Accepted version, 1.315Mb
Hartland, A., Anderson, M. S., & Hamilton, D. P. (2015). Phosphorus and arsenic distributions in a seasonally-stratified, iron- and manganese-rich lake: microbiological and geochemical controls. Environmental Chemistry, peer reviewed and accepted for publication.
Permanent Research Commons link: https://hdl.handle.net/10289/9268
Seasonal stratification in temperate lakes greater than a few metres deep provides conditions amenable to pronounced vertical zonation of redox chemistry. Such changes are particularly evident in eutrophic systems where high phytoplankton biomass often leads to seasonally-established anoxic hypolimnia and profound changes in geochemical conditions. In this study, we investigated the behaviour of trace elements in the water column of a seasonally-stratified, eutrophic lake. Two consecutive years of data from Lake Ngapouri, North Island, New Zealand, demonstrate the occurrence of highly correlated profiles of phosphorus (P), arsenic (As), iron (Fe) and manganese (Mn), all of which increased in concentration by 1-2 orders of magnitude within the anoxic hypolimnion. Stoichiometric and mass-balance considerations demonstrate that increases in alkalinity in hypolimnetic waters were consistent with observed changes in sulfate, Fe and Mn concentrations with depth, corresponding to dissimilatory reduction of sulfate, Fe(III) and Mn(IV) hydroxides.
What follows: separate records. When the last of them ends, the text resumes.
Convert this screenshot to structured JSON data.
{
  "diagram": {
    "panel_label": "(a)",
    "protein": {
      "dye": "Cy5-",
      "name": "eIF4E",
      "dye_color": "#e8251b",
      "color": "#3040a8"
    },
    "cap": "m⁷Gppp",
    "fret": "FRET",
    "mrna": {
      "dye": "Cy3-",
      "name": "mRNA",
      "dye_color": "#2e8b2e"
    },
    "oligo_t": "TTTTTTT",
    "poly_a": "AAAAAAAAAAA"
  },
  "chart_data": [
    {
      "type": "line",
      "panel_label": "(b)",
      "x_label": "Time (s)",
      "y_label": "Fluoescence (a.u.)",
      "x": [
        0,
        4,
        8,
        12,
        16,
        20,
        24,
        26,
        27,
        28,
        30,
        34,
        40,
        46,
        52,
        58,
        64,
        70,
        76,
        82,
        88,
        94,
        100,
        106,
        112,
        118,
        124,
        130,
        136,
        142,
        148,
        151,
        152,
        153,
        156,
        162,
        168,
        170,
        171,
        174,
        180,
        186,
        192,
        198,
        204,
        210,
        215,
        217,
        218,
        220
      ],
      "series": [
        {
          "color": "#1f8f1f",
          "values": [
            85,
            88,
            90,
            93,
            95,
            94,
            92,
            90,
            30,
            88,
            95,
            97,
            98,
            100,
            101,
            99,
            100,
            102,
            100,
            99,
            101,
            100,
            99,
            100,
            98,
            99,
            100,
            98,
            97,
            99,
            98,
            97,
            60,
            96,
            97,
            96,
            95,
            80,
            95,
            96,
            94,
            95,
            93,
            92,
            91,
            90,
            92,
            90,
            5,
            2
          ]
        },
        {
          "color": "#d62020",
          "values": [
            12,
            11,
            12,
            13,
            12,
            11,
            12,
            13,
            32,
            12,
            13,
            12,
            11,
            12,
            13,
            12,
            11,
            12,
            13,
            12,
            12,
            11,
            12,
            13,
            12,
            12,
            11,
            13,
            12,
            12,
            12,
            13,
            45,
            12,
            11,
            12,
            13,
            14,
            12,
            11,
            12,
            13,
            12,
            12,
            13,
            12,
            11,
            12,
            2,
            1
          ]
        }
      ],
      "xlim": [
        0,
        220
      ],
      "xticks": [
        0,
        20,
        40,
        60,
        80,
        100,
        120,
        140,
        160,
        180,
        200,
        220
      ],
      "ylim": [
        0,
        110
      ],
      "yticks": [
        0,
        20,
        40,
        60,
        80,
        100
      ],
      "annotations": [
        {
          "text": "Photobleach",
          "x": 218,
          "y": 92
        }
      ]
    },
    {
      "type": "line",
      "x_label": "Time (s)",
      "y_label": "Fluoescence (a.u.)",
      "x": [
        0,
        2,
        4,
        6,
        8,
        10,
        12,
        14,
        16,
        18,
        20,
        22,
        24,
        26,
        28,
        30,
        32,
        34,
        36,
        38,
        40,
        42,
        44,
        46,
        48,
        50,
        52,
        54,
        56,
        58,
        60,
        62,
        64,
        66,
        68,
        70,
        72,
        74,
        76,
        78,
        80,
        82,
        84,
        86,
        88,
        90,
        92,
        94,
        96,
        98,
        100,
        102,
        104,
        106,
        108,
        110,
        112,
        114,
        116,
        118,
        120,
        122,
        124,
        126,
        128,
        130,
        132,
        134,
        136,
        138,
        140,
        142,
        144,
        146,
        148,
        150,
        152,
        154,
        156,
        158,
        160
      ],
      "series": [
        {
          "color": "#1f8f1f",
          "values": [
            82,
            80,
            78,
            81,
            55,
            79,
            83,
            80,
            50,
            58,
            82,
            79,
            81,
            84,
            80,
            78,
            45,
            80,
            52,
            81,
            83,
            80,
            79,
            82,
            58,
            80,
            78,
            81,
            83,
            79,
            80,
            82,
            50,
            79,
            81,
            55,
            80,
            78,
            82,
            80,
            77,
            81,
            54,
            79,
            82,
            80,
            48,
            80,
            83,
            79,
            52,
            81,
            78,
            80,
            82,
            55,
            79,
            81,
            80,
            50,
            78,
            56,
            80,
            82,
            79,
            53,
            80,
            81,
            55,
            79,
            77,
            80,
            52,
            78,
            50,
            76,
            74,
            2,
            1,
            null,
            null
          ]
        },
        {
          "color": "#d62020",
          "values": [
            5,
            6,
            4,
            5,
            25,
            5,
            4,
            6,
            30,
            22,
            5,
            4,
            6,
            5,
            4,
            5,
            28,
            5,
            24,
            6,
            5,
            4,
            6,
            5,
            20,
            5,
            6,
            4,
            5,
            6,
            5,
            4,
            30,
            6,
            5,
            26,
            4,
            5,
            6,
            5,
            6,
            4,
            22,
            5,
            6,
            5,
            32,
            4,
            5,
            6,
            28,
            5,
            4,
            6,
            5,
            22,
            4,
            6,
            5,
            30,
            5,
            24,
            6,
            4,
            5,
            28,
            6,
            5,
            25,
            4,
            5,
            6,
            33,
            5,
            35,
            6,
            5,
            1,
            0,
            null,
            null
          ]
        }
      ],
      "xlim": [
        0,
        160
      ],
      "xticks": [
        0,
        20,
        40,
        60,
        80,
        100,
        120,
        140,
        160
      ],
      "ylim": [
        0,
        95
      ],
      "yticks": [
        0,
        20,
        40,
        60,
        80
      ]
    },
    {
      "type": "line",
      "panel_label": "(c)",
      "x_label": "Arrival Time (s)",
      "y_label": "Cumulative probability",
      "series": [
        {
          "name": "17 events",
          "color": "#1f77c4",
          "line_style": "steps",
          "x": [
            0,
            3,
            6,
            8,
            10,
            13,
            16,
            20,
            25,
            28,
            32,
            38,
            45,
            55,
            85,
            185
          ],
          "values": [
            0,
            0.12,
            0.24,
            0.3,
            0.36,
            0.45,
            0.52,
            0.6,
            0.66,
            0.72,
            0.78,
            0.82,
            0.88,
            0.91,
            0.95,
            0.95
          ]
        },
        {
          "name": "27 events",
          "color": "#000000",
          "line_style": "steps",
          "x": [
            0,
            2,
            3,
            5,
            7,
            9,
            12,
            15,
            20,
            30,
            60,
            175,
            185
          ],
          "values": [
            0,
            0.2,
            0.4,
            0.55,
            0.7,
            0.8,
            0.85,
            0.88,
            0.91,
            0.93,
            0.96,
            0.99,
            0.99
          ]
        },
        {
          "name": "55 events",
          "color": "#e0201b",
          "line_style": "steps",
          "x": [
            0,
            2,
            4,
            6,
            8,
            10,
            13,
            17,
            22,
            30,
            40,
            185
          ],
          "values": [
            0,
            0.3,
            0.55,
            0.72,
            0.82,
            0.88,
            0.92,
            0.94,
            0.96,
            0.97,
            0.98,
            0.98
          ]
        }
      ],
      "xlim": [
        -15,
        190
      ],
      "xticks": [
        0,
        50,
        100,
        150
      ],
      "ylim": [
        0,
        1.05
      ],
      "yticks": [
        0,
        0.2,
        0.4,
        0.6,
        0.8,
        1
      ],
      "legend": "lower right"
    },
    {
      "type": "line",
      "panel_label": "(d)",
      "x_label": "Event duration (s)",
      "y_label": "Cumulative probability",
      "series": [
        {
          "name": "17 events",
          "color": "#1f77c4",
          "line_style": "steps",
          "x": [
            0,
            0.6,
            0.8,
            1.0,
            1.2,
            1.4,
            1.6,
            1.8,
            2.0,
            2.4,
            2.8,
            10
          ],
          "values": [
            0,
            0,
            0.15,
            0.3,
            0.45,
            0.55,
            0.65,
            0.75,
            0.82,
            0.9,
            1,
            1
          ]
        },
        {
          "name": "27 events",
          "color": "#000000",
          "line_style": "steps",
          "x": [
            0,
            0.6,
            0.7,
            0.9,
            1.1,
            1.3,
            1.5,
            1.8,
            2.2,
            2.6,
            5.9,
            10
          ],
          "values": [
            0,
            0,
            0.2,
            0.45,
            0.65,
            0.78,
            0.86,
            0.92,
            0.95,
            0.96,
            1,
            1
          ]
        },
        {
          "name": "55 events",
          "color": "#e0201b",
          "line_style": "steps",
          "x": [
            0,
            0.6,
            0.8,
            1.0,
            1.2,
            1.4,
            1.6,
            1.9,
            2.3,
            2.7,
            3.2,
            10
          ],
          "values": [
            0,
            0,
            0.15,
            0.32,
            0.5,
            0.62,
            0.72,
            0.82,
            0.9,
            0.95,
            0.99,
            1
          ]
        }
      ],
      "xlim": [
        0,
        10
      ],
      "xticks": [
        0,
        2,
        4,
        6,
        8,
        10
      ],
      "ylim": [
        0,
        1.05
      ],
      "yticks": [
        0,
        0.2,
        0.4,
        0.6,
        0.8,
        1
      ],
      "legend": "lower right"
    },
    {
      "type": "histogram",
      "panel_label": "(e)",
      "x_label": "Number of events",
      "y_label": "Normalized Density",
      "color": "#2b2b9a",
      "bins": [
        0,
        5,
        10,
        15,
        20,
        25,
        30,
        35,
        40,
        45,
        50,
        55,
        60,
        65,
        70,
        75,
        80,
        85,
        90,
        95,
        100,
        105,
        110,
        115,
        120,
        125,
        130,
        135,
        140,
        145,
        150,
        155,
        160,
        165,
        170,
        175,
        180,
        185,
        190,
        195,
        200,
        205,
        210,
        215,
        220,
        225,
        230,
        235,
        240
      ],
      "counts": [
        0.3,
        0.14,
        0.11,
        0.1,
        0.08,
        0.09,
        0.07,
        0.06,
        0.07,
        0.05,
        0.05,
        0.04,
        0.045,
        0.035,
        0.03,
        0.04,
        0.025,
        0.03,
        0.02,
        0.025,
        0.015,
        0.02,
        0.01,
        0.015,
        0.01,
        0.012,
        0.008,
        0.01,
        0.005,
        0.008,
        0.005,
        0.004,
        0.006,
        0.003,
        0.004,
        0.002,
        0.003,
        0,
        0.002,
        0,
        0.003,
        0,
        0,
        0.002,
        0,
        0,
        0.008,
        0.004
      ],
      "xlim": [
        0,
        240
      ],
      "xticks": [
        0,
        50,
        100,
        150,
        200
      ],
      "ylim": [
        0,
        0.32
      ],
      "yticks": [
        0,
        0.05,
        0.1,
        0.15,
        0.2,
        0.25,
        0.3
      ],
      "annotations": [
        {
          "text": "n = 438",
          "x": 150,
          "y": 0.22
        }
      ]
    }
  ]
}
Thermodynamic constraints on Fe, Mn and Al solubility indicate that amorphous Fe(III), Mn(IV) hydroxides most probably controlled Fe and Mn in the surface mixed layer (~0 to 8 m) while Al(III) hydroxides were supersaturated throughout the entire system. Surface complexation modelling indicated that iron hydroxides (HFO) potentially dominated As speciation in the lake. It is likely that other colloidal phases such as allophanic clays also limited HPO42- activity, reducing competition for HAsO42- adsorption to iron hydroxides. This research highlights the coupling of P, As, Fe and Mn in Lake Ngapouri, and the apparent role of multiple colloidal phases in affecting P and As activity within overarching microbiological and geochemical processes.
This is an author’s accepted version of an article has been peer reviewed and accepted for publication.